Murray accused Oliver of trying to boost ratings, line his pockets "and advance the show's anti-coal agenda" at Murray's expense.
In his petition for a temporary restraining order and gag order, Murray said he, his employees and family "have been inundated with an onslaught of threats, harassment and intimidation by people that are simply following (Oliver's) lead as they view and review the defamatory statements."
He said the initial broadcast was viewed more than 6.1 million times on YouTube and more than 1.5 million times on Facebook, receiving over 32,000 "likes." Murray also said his company was bombarded with more than 30,000 spam messages in a 20-minute window in a bid to crash its website. He claims a third cyber attack forced Murray Energy to take its website down to implement new, increased security measures.
Murray said the show's fan base besieged his company with email messages saying "eat ****, Bob." On the show a staff member had dressed in a squirrel costume to deliver that same message to a likeness of Murray, he said.
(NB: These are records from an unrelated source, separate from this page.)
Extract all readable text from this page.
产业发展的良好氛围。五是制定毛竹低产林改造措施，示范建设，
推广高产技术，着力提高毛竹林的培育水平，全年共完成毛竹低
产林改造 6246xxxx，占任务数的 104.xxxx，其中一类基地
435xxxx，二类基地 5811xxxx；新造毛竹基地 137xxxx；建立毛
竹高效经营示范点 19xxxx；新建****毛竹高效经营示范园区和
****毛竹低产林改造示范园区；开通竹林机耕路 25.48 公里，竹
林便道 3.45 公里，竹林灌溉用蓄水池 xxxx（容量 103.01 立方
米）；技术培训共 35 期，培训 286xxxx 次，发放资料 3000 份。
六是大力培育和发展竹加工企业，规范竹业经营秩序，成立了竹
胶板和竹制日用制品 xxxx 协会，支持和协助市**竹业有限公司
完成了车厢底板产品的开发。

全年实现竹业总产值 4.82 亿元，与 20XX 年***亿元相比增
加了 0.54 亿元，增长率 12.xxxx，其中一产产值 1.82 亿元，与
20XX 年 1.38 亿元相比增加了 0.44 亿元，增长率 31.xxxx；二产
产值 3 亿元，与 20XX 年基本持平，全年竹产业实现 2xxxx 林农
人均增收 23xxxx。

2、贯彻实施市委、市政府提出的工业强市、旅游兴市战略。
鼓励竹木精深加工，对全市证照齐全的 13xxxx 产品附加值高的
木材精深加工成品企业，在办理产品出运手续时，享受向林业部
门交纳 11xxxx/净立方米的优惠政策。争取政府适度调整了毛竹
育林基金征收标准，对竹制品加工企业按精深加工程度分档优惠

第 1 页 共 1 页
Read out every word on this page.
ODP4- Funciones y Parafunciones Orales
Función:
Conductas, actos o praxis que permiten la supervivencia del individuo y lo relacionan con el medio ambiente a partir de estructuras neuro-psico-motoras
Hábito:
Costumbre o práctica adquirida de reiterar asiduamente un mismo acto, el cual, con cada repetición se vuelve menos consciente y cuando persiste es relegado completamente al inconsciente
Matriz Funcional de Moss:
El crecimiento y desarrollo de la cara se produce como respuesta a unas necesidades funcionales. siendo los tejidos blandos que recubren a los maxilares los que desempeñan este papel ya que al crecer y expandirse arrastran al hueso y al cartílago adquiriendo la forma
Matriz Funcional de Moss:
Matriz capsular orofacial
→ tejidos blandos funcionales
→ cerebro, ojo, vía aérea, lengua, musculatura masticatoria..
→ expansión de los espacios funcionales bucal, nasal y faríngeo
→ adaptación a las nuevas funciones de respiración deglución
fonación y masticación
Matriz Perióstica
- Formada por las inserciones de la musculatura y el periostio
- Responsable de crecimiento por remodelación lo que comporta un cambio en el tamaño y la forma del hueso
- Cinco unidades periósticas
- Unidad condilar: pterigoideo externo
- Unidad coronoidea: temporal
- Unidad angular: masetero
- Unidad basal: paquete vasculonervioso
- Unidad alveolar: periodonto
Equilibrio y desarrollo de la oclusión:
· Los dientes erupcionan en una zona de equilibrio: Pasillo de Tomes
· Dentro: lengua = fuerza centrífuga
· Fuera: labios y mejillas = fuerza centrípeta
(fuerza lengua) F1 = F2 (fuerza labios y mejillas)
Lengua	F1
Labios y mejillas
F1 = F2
Murray claims the company's switchboard also was bombarded by callers telling employees among other things, they were "worthless," referring to him as "a lying piece of ***" and "one of the most heartless people alive to watch so many of his employees die." He claims his son's life was threatened by a caller who was able to obtain his cellphone number.
"Threats of physical harm and property damage have only increased since the complaint was filed," the suit stated, adding, "When (Murray) filed the complaint, they did not appreciate the extent of the destructive aftermath" of the broadcast.
Murray, his employees and family "have been inundated with an onslaught of threats, harassment and intimidation by people that are simply following (Oliver's) lead as they view and review the defamatory statements," the petition alleged.
Murray said lawyers for Oliver and HBO refused to pull the footage and insists court intervention is needed to protect the juror pool from bias.
"The public has an interest in seeing that important topics are discussed truthfully and with civility," the petition suggests. "Defendant's publication does neither. And re-publication ... will certainly add nothing to the debate."
The suit and petition for court intervention currently lists Murray Energy as well as his Marshall County, Marion County, Monongalia County, Harrison County and Ohio County coal companies as plaintiffs.
In a statement cited by the Washington Post, HBO said it had not yet seen the complaint. “We have confidence in the staff of Last Week Tonight and do not believe anything in the show this week violated Mr. Murray’s or Murray Energy’s rights,” HBO said in the statement.